New research shows that Americans need to incorporate exercise into their daily routine now more than ever before.
Not only does exercise help deter heart disease, diabetes, intestinal issues and much more but it also helps deter the biggest killer in the United States today – cancer. Oncologists and exercise physiologists are stressing the importance of exercising to ward off cancer.
What do studies show?
Exercise has been strongly connected with decreased risks for many forms of cancer. “In epidemiological studies, people who regularly exercise generally prove to be much less likely to develop or die from the disease than people who do not,” according to The Times.
Scientists conducted a new study in mice.
The study gives clues into the exercise-cancer paradox. It shows that exercise may alter how the immune system tolerates with cancer by increasing adrenaline, certain immune cells and other chemicals that, together, can decrease the danger of cancer or completely push it away.
The new study was recently published in Cell Metabolism. The scientists planted melanoma skin cells into the mice. Then they gave them wheels in their cages to let them run and exercise and see what happens.
What were the results?
The study showed that the mice that exercised and ran were the ones that were not prone to develop cancer. The mice that were sedentary started developing the cancer.

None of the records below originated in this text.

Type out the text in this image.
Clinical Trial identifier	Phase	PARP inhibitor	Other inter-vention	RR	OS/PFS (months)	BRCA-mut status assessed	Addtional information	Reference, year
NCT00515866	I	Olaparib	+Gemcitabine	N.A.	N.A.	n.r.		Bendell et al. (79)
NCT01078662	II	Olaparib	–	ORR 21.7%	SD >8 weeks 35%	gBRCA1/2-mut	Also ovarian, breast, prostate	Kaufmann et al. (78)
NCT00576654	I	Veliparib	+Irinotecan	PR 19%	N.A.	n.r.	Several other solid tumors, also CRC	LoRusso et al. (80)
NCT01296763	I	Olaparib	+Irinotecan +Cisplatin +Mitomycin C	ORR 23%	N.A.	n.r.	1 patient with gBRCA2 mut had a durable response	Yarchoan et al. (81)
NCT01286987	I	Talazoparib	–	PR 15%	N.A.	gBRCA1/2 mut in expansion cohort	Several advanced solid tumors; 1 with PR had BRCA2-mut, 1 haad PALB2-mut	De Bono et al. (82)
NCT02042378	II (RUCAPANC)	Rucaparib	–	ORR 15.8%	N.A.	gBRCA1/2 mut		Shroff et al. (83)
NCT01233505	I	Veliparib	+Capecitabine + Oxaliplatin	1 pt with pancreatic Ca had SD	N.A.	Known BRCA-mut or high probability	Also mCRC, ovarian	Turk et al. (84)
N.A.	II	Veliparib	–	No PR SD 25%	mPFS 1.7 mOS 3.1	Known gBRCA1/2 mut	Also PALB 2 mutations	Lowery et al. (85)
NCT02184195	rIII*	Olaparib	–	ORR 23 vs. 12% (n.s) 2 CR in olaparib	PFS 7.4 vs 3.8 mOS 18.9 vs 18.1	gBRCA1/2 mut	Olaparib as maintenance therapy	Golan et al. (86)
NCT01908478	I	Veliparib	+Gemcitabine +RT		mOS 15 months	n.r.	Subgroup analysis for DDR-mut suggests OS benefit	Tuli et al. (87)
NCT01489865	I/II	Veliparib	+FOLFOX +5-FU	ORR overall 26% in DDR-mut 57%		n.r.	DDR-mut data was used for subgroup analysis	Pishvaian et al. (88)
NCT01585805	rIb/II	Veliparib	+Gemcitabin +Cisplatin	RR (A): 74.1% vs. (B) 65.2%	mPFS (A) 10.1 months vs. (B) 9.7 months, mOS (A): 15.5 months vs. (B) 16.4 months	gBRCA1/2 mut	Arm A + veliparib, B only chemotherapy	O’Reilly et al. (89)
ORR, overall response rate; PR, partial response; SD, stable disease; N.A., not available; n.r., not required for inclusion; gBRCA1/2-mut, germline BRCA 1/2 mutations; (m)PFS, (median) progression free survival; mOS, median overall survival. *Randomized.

Which exercising was the most helpful in warding off cancer? As one might of guessed, running was considered to be the most helpful. Researchers found much higher numbers of interleukin in the bloodstreams of runners than in the sedentary mice. Interleukin is said to help the immune system and lower cancer risk.
In the mice who ran, a greater number of natural killer cells were guided to tumors in the runners, letting their their immune systems, to more effectively fight the cancer.
Pernille Hojman, a researcher at the University of Copenhagen who oversaw the new study, commented on the results. Dr. Hojman said, “We show that voluntary wheel running in mice can reduce the growth of tumors, and we have identified an exercise-dependent mobilization of natural killer cells as the underlying cause of this protection.”
Dr. Hojman said the next step will be translating these findings to human bodies. She said the mechanisms can be translated to humans and should give them another reason to ‘get up and move’.